A research group at the Massachusetts Institute of Technology has discovered a method that can change the behavior of graphene and thereby obtain a direct energy current. This method is ideal for a passive charger that only needs to be placed near a router. Their findings were published in the journal “Science Advances”.

“We are surrounded by electromagnetic waves in the terahertz range,” said lead author Hiroki Isobe, a postdoctoral researcher at MIT’s Materials Research Laboratory. “If we can convert that energy into a source of energy that can be used in everyday life, it will help us to face the energy challenges we are facing now,” he added.

From alternating current to simple current

Scientists have a long history of trying to make more practical use of environmental energy. Non-use is a huge waste of renewable energy. Light energy from the sun, which can be collected and converted into electrical energy through solar panels, is the most obvious renewable energy currently available.

To control non-conventional energy sources, researchers usually use rectifiers, or devices designed to convert alternating current into direct current of oscillating electromagnetic waves in all directions. Basically, it ensures that current flows in machines in one direction only.

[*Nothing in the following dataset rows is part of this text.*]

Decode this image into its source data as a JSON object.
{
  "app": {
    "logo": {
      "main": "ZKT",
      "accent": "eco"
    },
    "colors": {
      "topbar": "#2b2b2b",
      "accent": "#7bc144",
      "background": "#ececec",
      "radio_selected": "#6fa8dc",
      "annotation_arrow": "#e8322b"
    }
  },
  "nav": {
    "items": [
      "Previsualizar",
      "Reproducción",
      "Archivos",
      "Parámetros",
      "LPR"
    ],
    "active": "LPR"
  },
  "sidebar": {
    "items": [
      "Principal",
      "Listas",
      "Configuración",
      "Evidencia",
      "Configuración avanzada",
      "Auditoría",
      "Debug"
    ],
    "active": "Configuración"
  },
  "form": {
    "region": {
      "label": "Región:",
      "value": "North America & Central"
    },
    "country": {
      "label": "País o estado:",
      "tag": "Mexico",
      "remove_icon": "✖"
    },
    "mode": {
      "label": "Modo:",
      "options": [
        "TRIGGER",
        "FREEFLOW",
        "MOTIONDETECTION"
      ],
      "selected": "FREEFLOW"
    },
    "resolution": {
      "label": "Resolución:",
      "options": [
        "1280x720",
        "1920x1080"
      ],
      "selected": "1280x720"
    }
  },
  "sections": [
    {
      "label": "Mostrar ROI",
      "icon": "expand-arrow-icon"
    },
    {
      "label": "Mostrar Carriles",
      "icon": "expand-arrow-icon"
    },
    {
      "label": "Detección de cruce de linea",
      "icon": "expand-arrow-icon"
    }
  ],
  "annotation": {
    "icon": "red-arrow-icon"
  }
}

Rectifiers typically convert low-frequency electromagnetic waves, such as radio waves, through an electrical circuit equipped with diodes or semiconductor devices that allow current to flow in only one direction. This generates an electric field that carries waves through the circuit as a direct current. But since rectifiers are stable only up to a limited frequency, they cannot respond to waves in the tetrahertz range.

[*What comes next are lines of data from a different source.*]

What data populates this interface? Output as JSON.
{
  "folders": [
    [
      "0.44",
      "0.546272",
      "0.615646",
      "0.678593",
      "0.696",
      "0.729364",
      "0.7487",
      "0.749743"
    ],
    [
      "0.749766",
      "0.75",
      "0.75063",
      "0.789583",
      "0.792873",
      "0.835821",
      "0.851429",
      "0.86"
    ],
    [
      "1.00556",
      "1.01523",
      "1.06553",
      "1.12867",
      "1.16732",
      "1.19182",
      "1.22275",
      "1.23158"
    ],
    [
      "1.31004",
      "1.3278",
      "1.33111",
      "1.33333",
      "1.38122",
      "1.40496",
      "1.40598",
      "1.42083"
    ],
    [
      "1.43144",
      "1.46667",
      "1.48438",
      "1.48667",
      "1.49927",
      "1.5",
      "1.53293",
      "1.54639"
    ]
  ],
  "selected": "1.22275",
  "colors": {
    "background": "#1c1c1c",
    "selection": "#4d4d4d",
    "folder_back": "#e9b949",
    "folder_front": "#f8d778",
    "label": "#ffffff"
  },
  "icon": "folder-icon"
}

Quality direct current to charge the phone

To convert transparent T-ray energy into something more predictable and usable, Isobe and his fellow researchers envisioned interacting with a material’s atomic structure to force electrons to flow in one direction instead of relying on rectifiers to create a direct current. Is it possible? Their focus is on the atomic behavior of graphene, a material widely used in electronics, solar panels and asphalt.

Graphene is intrinsically symmetric under normal conditions. It means that the electrons feel the same force among themselves and that force scatters the electrons equally in all directions. Isobe and his team began looking for ways to make this scattering asymmetric.

The scientists discovered that graphene was combined with another material, boron nitride. This forces the graphene electrons to move in a common direction. That means the incoming terahertz waves combine the graphene electrons into a direct current in one direction. This overall effect is called “skew scattering”.

However, there is a special point that should be paid attention to. That is, since graphene is made of a single layer of carbon atoms, there is a risk of losing some of its properties, such as conductivity, if there are too many impurities in it. Impurities can act as shields in electron clouds, allowing electrons to scatter.

“By having too many impurities, this induced motion ends up oscillating, and any incoming terahertz energy is lost through this oscillation,” Isobe said. “So we want to use a pure sample and get an effective induced motion.” Isobe added.

Terahertz Rectifier

With this discovery, Isobe and company created a blueprint for a terahertz rectifier. They have applied for a patent for what they call a “high frequency rectification” device.

Imagine an antenna that collects and concentrates terahertz radiation from the environment. The researchers found that the stronger the terahertz energy, the better the device can convert it into simple current. Inside the antenna, a small amount of graphene is embedded on a layer of boron nitride.

“This would work like a solar cell, except using a different frequency range to passively collect and convert ambient energy,” says Lian Fu, assistant professor of physics at MIT.

The team is currently working with experimental physicists at MIT to come up with a physical prototype. It is designed to work at room temperature. Isobe believes that terahertz rectifiers could soon be used to supercharge energy in the human body.